Have Republicans gone weak on work?
In 1996 a Republican Congress passed, and President Clinton signed, a bipartisan bill imposing a work requirement of 30 hours a week for households with at least one working-age parent and 35 hours a week for households with two parents as a condition for receiving benefits under the Temporary Assistance for Needy Families program. Today, inflation-adjusted federal welfare spending is 2.7 times its 1996 level, the budget deficit is nine times as high, and the federal debt is four times as large. Polling data show unprecedented support for work requirements. Yet the welfare reform in the House reconciliation bill, which is now pending in the Senate, merely requires 20 hours a week as a condition for able-bodied working-age adults with no dependents to receive Medicaid and expands the current 30-hour requirement of the Supplemental Nutrition Assistance Program, to more beneficiaries. Why are these GOP work requirements weaker than those a Democratic president backed?

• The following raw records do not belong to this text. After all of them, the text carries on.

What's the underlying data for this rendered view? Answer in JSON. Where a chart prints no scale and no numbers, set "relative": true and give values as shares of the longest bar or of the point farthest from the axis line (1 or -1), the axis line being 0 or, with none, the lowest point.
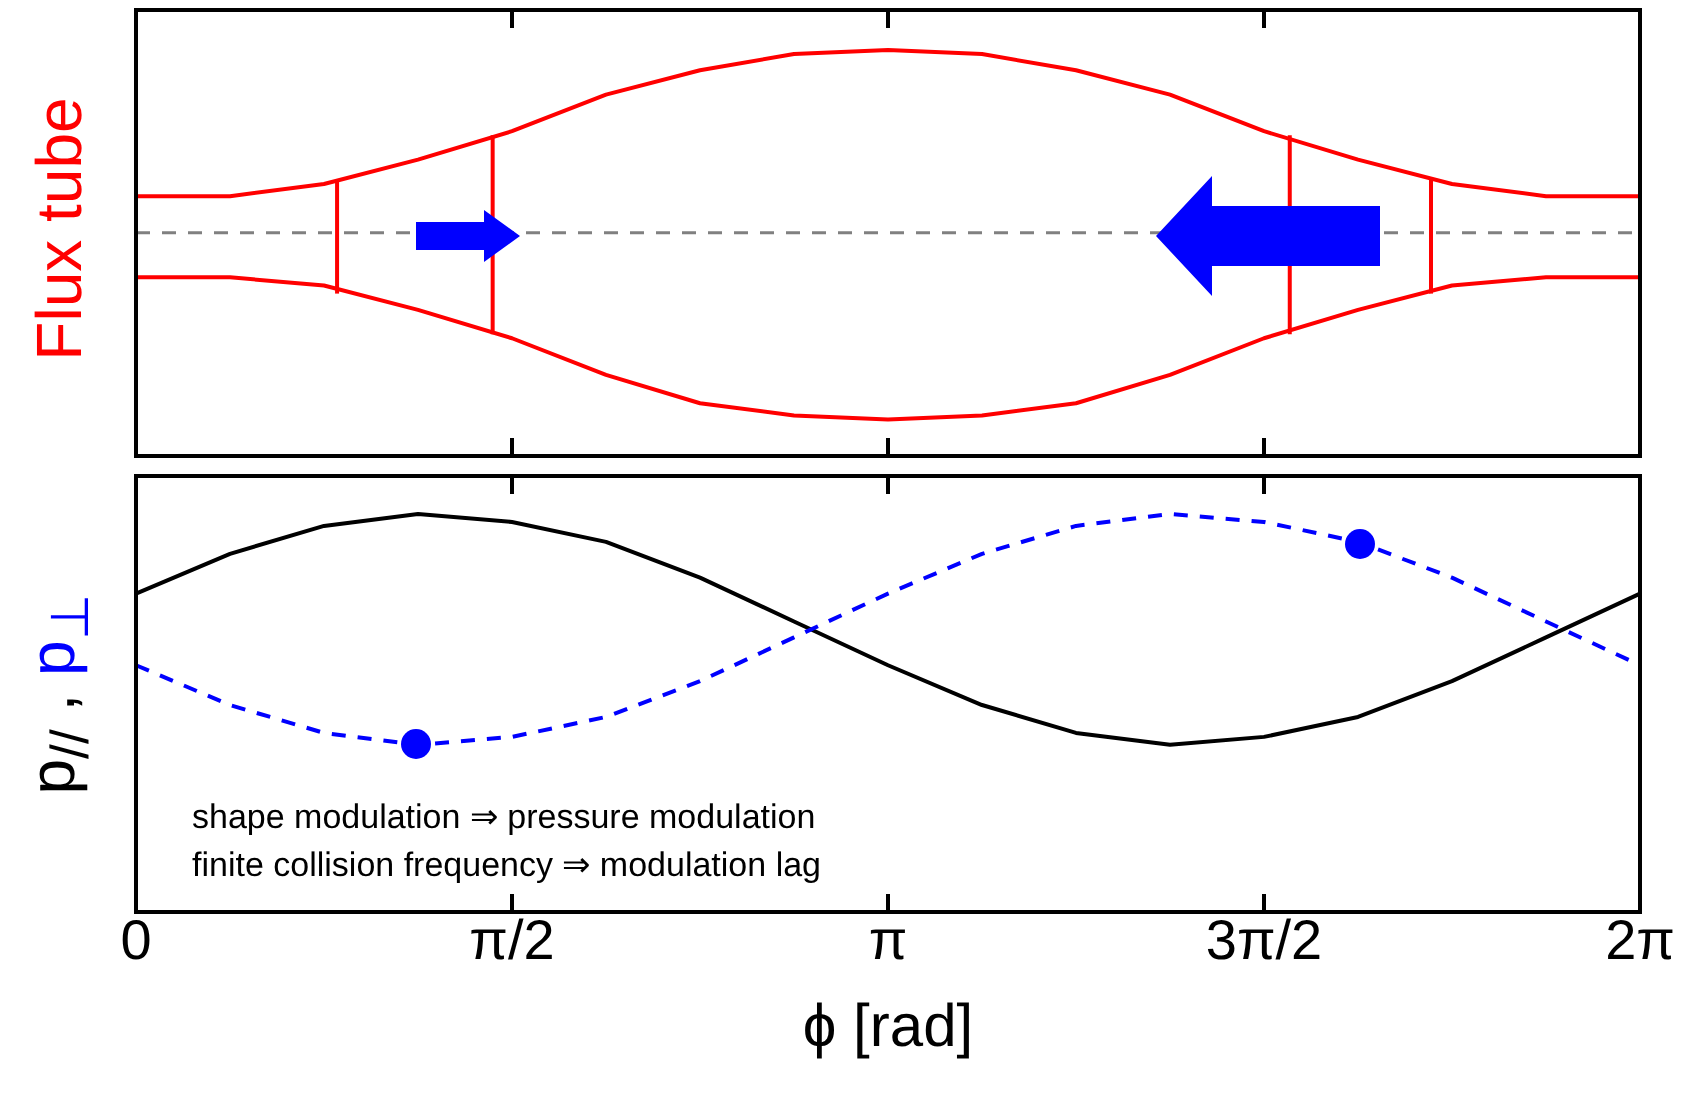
{
  "chart_data": [
    {
      "type": "line",
      "relative": true,
      "ylabel": "Flux tube",
      "xlim": [
        0,
        6.2832
      ],
      "tick_labels": false,
      "marker": "none",
      "xticks": [
        {
          "value": 0,
          "label": null
        },
        {
          "value": 1.5708,
          "label": null
        },
        {
          "value": 3.1416,
          "label": null
        },
        {
          "value": 4.7124,
          "label": null
        },
        {
          "value": 6.2832,
          "label": null
        }
      ],
      "ref_lines": [
        {
          "axis": "y",
          "value": 0.55,
          "color": "#808080",
          "line_style": "dashed"
        }
      ],
      "series": [
        {
          "color": "#ff0000",
          "x": [
            0,
            0.3927,
            0.7854,
            1.1781,
            1.5708,
            1.9635,
            2.3562,
            2.7489,
            3.1416,
            3.5343,
            3.927,
            4.3197,
            4.7124,
            5.1051,
            5.4978,
            5.8905,
            6.2832
          ],
          "values": [
            0.64,
            0.64,
            0.67,
            0.73,
            0.8,
            0.89,
            0.95,
            0.99,
            1,
            0.99,
            0.95,
            0.89,
            0.8,
            0.73,
            0.67,
            0.64,
            0.64
          ]
        },
        {
          "color": "#ff0000",
          "x": [
            0,
            0.3927,
            0.7854,
            1.1781,
            1.5708,
            1.9635,
            2.3562,
            2.7489,
            3.1416,
            3.5343,
            3.927,
            4.3197,
            4.7124,
            5.1051,
            5.4978,
            5.8905,
            6.2832
          ],
          "values": [
            0.44,
            0.44,
            0.42,
            0.36,
            0.29,
            0.2,
            0.13,
            0.1,
            0.09,
            0.1,
            0.13,
            0.2,
            0.29,
            0.36,
            0.42,
            0.44,
            0.44
          ]
        },
        {
          "color": "#ff0000",
          "x": [
            0.84,
            0.84
          ],
          "values": [
            0.4,
            0.68
          ]
        },
        {
          "color": "#ff0000",
          "x": [
            1.49,
            1.49
          ],
          "values": [
            0.3,
            0.79
          ]
        },
        {
          "color": "#ff0000",
          "x": [
            4.82,
            4.82
          ],
          "values": [
            0.3,
            0.79
          ]
        },
        {
          "color": "#ff0000",
          "x": [
            5.41,
            5.41
          ],
          "values": [
            0.4,
            0.68
          ]
        }
      ]
    },
    {
      "type": "line",
      "relative": true,
      "ylabel": "p$_{//}$ , p$_{⊥}$",
      "xlabel": "ϕ [rad]",
      "xlim": [
        0,
        6.2832
      ],
      "marker": "none",
      "xticks": [
        {
          "value": 0,
          "label": "0"
        },
        {
          "value": 1.5708,
          "label": "π/2"
        },
        {
          "value": 3.1416,
          "label": "π"
        },
        {
          "value": 4.7124,
          "label": "3π/2"
        },
        {
          "value": 6.2832,
          "label": "2π"
        }
      ],
      "annotations": [
        "shape modulation ⇒ pressure modulation",
        "finite collision frequency ⇒ modulation lag"
      ],
      "series": [
        {
          "color": "#000000",
          "x": [
            0,
            0.3927,
            0.7854,
            1.1781,
            1.5708,
            1.9635,
            2.3562,
            2.7489,
            3.1416,
            3.5343,
            3.927,
            4.3197,
            4.7124,
            5.1051,
            5.4978,
            5.8905,
            6.2832
          ],
          "values": [
            0.8,
            0.9,
            0.97,
            1,
            0.98,
            0.93,
            0.84,
            0.73,
            0.62,
            0.52,
            0.45,
            0.42,
            0.44,
            0.49,
            0.58,
            0.69,
            0.8
          ]
        },
        {
          "color": "#0000ff",
          "line_style": "dashed",
          "x": [
            0,
            0.3927,
            0.7854,
            1.1781,
            1.5708,
            1.9635,
            2.3562,
            2.7489,
            3.1416,
            3.5343,
            3.927,
            4.3197,
            4.7124,
            5.1051,
            5.4978,
            5.8905,
            6.2832
          ],
          "values": [
            0.62,
            0.52,
            0.45,
            0.42,
            0.44,
            0.49,
            0.58,
            0.69,
            0.8,
            0.9,
            0.97,
            1,
            0.98,
            0.93,
            0.84,
            0.73,
            0.62
          ]
        }
      ]
    }
  ]
}
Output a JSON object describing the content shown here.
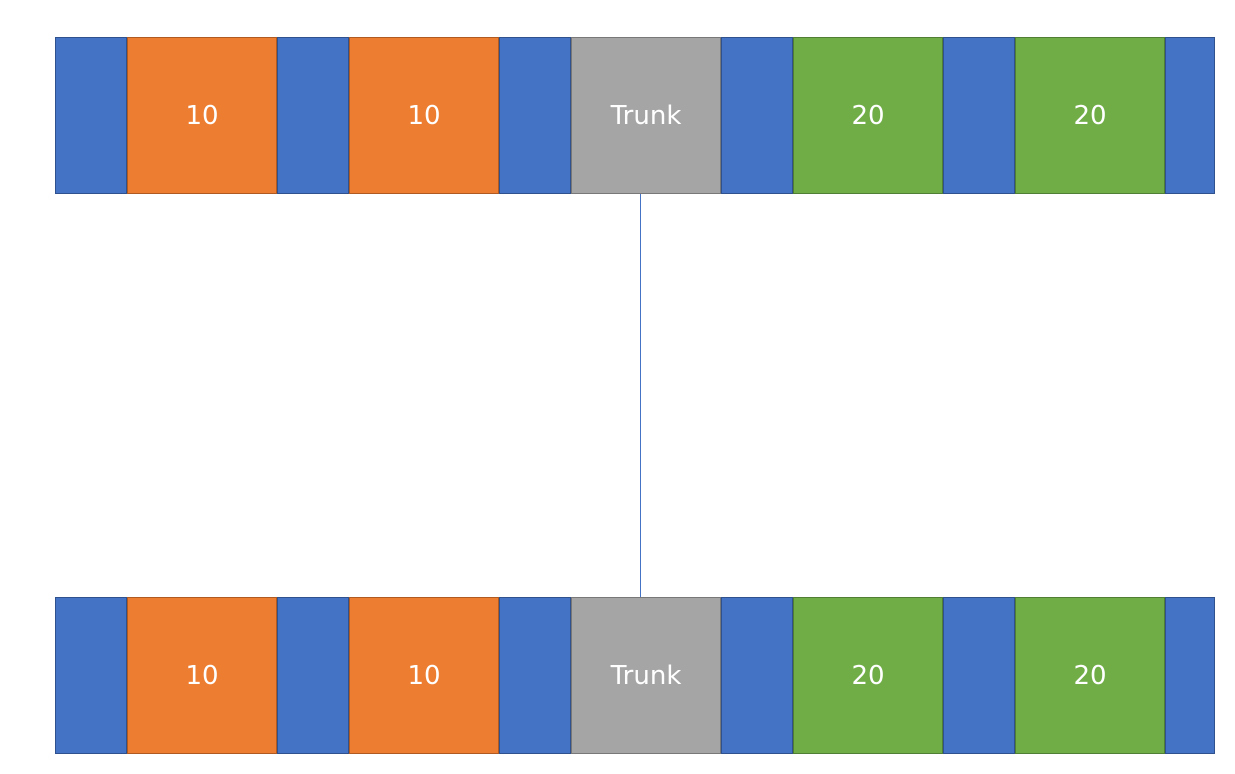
{
  "colors": {
    "separator": "#4472c4",
    "separator_border": "#2f528f",
    "vlan_10": "#ed7d31",
    "vlan_10_border": "#ae5a21",
    "trunk": "#a5a5a5",
    "trunk_border": "#787878",
    "vlan_20": "#70ad47",
    "vlan_20_border": "#507e32",
    "link": "#4472c4"
  },
  "switches": [
    {
      "ports": [
        {
          "label": "10",
          "kind": "vlan_10"
        },
        {
          "label": "10",
          "kind": "vlan_10"
        },
        {
          "label": "Trunk",
          "kind": "trunk"
        },
        {
          "label": "20",
          "kind": "vlan_20"
        },
        {
          "label": "20",
          "kind": "vlan_20"
        }
      ]
    },
    {
      "ports": [
        {
          "label": "10",
          "kind": "vlan_10"
        },
        {
          "label": "10",
          "kind": "vlan_10"
        },
        {
          "label": "Trunk",
          "kind": "trunk"
        },
        {
          "label": "20",
          "kind": "vlan_20"
        },
        {
          "label": "20",
          "kind": "vlan_20"
        }
      ]
    }
  ]
}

Though almost 80% of 2024 Trump voters support more work requirements for childless, able-bodied adult Medicaid recipients, GOP representatives from competitive districts seem to believe that since more low- and moderate-income Americans are voting for their party, Republicans should be generous with benefits. But it seems unlikely that welfare recipients opposed to work requirements would have voted for the GOP in the first place. And there’s no way Republicans can hold on to voters seeking handouts in the long term. Democrats always win a spending race.